Jika ditanya apa “babon” dari kebijaksanaan bangsa Indonesia, tidak lain adalah Pancasila yang menjadi ideologi bangsa. Di sana terdapat sejumlah kearifan atau kebijaksanaan inti yang membedakan bangsa Indonesia dengan bangsa lainnya di dunia.
Induk kearifan itu berbunyi Bhinneka Tunggal Ika, bahasa Sansekerta yang secara harafiah bermakna “meski terpecah-pecah tetapi tetap satu juga”.
Ah, itu biasa, tidak ada istimewanya, bukankah semboyan serupa dimiliki pula oleh Amerika Serikat dengan “e pluribus unum”-nya?
Benar, tetapi hanya sampai di situ saja, sedangkan falsafah yang terkandung dalam Pancasila jauh lebih holistik lagi. Coba lihat perisai Garuda itu, di sana ada lima gambar yang melambangkan lima sila yang menjadi “way of life” Indonesia dalam berbangsa dan bernegara.

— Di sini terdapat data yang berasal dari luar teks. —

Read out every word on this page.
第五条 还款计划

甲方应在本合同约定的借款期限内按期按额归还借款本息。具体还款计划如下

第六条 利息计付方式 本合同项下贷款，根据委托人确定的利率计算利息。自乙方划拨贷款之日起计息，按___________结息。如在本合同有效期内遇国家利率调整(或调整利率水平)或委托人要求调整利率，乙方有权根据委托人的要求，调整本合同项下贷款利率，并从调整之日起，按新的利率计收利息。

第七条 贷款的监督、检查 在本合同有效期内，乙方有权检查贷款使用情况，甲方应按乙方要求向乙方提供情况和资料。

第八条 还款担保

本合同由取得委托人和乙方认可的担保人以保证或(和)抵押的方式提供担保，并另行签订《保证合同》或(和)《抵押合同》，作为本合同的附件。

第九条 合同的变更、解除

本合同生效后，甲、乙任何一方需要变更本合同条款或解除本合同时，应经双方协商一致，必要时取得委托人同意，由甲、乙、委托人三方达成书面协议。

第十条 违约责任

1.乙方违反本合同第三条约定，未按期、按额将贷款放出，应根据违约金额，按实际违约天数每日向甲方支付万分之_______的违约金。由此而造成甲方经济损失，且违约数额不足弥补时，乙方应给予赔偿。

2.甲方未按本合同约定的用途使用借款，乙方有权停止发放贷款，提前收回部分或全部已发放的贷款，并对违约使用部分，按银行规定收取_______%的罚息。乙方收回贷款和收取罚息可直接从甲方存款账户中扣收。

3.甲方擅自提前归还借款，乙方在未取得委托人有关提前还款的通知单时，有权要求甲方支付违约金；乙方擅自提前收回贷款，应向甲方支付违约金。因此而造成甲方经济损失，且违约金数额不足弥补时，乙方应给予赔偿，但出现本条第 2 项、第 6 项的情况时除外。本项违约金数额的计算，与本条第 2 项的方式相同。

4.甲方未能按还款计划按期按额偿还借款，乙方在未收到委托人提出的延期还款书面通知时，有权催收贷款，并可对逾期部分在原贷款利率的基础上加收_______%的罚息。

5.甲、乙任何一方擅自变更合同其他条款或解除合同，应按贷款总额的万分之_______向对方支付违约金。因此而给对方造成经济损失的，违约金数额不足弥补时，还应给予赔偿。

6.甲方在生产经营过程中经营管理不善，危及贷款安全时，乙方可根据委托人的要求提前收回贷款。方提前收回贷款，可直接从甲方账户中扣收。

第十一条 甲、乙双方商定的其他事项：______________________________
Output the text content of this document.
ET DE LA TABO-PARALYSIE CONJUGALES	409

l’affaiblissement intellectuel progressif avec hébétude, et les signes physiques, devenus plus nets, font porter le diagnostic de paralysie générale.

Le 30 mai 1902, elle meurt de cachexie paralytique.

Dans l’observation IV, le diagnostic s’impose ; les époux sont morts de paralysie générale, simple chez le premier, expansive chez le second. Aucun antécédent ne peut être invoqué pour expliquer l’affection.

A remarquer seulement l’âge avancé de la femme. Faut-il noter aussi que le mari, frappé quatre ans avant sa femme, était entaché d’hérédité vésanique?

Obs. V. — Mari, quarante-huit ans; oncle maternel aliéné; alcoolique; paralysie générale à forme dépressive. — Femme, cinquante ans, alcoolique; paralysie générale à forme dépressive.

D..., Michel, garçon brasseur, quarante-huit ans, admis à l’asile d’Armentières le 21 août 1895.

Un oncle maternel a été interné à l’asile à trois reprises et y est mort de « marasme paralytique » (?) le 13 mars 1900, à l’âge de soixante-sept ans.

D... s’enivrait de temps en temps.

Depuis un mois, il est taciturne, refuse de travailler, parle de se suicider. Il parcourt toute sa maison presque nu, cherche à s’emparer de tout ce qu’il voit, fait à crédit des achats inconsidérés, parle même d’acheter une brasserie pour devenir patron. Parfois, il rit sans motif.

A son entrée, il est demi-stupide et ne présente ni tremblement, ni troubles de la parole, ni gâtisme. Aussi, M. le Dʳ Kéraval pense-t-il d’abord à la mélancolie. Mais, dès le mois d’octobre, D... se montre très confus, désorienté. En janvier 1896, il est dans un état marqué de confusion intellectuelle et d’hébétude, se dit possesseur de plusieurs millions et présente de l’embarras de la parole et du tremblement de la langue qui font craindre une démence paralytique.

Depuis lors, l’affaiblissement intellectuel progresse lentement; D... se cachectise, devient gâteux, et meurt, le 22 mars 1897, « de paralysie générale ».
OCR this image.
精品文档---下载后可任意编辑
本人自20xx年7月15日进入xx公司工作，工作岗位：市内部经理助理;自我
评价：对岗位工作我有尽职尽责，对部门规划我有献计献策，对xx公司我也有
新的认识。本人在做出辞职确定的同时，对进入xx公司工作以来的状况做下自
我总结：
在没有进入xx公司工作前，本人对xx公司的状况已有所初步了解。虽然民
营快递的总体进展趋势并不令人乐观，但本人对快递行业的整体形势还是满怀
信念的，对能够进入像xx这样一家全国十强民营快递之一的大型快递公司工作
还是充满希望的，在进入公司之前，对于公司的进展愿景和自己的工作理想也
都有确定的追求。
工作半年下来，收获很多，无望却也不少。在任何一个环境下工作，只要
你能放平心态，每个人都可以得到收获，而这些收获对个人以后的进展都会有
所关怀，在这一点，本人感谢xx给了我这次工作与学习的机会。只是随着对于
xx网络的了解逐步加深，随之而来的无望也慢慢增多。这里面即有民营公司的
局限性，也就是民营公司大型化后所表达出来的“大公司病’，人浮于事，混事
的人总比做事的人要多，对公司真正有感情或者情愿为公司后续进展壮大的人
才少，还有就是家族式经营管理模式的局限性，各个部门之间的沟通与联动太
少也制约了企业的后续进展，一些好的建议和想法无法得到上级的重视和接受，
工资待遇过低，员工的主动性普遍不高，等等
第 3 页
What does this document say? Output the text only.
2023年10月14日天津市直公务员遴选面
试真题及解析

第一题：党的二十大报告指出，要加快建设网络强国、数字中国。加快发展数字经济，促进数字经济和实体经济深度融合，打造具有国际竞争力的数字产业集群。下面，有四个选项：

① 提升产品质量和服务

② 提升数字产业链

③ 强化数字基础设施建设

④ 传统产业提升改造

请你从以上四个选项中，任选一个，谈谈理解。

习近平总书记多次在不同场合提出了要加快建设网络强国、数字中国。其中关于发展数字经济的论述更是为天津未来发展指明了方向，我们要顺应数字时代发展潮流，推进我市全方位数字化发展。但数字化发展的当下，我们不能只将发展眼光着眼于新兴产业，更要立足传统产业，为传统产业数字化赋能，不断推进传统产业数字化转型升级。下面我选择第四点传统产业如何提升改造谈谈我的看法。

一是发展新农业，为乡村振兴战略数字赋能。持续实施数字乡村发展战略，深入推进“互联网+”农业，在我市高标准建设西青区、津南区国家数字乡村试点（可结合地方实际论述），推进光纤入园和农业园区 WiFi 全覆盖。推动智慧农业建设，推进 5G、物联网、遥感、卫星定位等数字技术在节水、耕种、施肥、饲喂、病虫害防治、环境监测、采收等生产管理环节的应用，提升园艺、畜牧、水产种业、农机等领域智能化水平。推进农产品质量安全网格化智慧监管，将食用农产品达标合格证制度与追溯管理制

Berbicara Indonesia termasuk filsafat, tidak lepas dari beraneka ragam suku bangsa yang hidup di dalamnya. Mereka hidup selain menjadikan Pancasila sebagai cara pandang dan jalan hidup, mereka masih terikat oleh kearifan lokal masing-masing suku.
Jika kita bersepakat tidak kurang dari 700 bahasa yang hidup di Nusantara, maka kurang lebih ada sebanyak 700 suku dengan kearifan lokalnya masing-masing. Jelas kebijaksanaan mereka jika dikumpulkan akan melewati butir-butir filsafat Yunani yang dicetauskan Plato, Aristoteles maupun Phytagoras.
Tidak jauh-jauh, karena kami saat itu sedang berada di Malinau, di Kalimantan yang dikenal sebagai “rumah suku dayak”, ada subsuku dayak seperti Kenyah, Iban dan Lundayeh. Masing-masing subsuku ini memiliki kearifan dan kebijaksaan sendiri dalam bahasa mereka masing-masing.
Sebagian suku dayak misalnya menganut kepercayaan Kaharingan yang menyembah roh para leluhur mereka yang disebut Orai Langit dan Dara Bura Orai Tiana.
Para leluhur inilah yang memandu orang Dayak pada umumnya bagaimana mereka wajib menjaga keanekaragaman hayati, tata cara bercocok tanam, melakukan ladang berpindah, membuka lahan pertanian, mencari jodoh, sampai kepada keharusan berperang jika terpaksa mereka lakukan.
Sebelum Pancasila lahir, sebelum Sumpah Pemuda diucapkan dan Sumpah Palapa dikumandangkan, mungkin saja kearifan lokal suku Dayak ini sudah ada. Dan Dayak hanyalah satu dari 700 suku yang ada. Belum lagi kearifan suku Jawa, Sunda, Bugis, Minang, Batak, Ambon, Papua dan seterusnya.
Itulah Filsafat Nusantara yang sesungguhnya. Karena berbagai falsafah hidup di dalamnya, maka disadari atau tidak, yang mempersatukan mereka sehingga menjadi bangsa Indonesia adalah memahami "Subjektivitas Budaya" satu dengan yang lainnya.
Apa itu "Subjektivitas Budaya"?
Karena malam telah semakin larut di Bang Abak, jelang tengah malam kami harus beranjak dan berpindah tempat diskusi yang baru berakhir lewat dinihari, jelang makan sahur tiba.